Many investors make critical mistakes when selecting funds, such as investing in every fund category or purchasing too many funds with the same profile. When evaluating the risk-return correlation, investing in almost every fund category makes little sense because not every category fulfills this correlation or the investment purpose.
Furthermore, when too many funds in the same category are invested, there is no fundamental addition to the portfolio.
For example, if you invest in several large-cap funds, the various options in this category will invest in roughly the same equity stocks, with minor variations in the weightage of such equities. Again, diversification serves no additional purpose.
The Ideal Mutual Fund Portfolio
No fund manager or advisor can tell you how many funds you should have in your portfolio. The optimal approach is to have 6 to 8 funds that match your investment objective and can provide enough diversification while mitigating investment risks. An ideal strategy would be to invest in no more than 1-2 funds from each equity fund type, including large-cap, mid-size, and small-cap funds.
Depending on the risk tolerance, 1 or 2 debt funds or hybrid funds can be added to the portfolio. In any event, most experts agree that an optimum portfolio should contain no more than eight funds from various categories.
Should You Invest in the Best-Performing Funds?
It is a mindset bias – which is a common human trait. It is incorrect to look at past performance and predict future outcomes based on that performance alone.
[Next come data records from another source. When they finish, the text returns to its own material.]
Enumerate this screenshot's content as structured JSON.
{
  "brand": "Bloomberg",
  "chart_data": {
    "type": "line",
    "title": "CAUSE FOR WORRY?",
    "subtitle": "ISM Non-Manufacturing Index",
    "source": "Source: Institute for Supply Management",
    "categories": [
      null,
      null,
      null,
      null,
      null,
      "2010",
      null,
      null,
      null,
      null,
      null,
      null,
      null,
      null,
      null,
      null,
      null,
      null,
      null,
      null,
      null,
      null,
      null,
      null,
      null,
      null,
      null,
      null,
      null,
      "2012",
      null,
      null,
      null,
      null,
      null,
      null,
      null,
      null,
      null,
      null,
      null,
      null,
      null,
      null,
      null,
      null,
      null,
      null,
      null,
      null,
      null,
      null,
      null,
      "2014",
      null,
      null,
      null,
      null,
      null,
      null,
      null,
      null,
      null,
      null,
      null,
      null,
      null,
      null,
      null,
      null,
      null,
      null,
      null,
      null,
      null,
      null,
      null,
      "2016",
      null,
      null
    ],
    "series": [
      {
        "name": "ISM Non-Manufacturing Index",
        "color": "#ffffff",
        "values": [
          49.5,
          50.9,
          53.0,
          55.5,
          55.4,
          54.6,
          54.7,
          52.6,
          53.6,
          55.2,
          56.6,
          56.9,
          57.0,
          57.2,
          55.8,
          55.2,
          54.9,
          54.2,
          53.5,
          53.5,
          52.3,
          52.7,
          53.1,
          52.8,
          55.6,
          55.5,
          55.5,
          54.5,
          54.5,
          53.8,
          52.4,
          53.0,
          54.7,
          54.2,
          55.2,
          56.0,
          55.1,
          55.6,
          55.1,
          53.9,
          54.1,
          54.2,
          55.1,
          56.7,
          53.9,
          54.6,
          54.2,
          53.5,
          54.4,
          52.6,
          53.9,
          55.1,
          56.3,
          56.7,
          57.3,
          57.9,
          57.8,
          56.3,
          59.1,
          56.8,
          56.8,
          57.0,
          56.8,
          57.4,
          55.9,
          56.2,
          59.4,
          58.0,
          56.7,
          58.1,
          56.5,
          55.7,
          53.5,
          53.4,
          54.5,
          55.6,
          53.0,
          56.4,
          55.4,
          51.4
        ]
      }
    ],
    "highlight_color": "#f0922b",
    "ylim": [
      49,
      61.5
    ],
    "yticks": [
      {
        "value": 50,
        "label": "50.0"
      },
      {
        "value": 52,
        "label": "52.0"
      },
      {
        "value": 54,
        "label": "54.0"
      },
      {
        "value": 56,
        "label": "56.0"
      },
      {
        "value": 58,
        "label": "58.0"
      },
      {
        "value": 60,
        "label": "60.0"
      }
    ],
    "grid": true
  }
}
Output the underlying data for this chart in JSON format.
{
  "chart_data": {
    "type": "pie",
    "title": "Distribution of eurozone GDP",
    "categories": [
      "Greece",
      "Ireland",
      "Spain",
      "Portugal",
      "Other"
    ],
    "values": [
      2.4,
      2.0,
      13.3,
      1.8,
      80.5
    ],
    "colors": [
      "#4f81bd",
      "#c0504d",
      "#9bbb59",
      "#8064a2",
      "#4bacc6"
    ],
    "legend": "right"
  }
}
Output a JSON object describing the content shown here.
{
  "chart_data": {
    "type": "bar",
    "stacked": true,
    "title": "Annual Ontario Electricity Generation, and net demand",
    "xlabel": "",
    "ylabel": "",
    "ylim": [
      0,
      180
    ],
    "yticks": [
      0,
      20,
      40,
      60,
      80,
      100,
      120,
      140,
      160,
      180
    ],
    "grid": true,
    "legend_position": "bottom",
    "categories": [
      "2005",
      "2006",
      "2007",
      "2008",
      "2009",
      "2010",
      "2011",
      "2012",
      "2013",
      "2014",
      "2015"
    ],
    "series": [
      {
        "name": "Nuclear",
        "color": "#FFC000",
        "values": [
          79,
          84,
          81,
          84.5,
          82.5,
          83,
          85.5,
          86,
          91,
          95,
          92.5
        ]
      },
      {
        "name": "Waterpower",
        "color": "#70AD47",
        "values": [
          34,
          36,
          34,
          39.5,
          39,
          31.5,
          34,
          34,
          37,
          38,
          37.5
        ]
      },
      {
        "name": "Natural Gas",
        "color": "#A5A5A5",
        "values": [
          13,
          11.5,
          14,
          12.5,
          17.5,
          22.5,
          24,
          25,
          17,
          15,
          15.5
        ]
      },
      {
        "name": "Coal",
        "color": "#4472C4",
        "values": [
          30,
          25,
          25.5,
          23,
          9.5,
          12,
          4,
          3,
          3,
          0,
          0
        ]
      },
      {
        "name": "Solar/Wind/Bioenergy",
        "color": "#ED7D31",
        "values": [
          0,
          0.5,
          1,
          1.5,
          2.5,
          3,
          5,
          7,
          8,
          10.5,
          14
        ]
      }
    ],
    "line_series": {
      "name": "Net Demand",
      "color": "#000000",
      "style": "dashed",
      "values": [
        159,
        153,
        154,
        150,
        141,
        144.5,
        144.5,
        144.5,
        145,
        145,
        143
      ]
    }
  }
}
There is no guarantee that a fund will continue to perform well simply because it has performed well in the past. Similarly, just because a fund has underperformed recently does not mean it will go on to be an underperformer. This is a well-known principle among investors. Nonetheless, we have a proclivity to extrapolate previous performance into the future. Performance must be evaluated in light of its surroundings.
To determine if the same performance could be sustained in the current setting, consider the overall market performance, the economic situation, and the fund’s positioning.
Risk-adjusted performance should be considered. It is a little-known notion. Everyone is aware of it and discusses it, but no one is looking at it. So, don’t pursue performance at the expense of danger.
The underlying securities and fund objective combine to form a fund. Many others take it a step further. They frequently invest in funds that have underperformed in the recent past, believing that the performance would improve. They believe that if a fund is failing now, it will outperform in the future.
Bottom fishing is never a successful investment strategy, whether in equities or mutual funds. Don’t invest solely because the fund is performing well. Similarly, avoid investing in funds that are underperforming. Make an effort to comprehend the performance in context. If you can’t do it alone, engage a consultant.
Investing in more than one mutual fund is always a great deal! Especially when you want to expand your portfolio and grow financially – the best choice is spreading your investments over a wide range of mutual funds.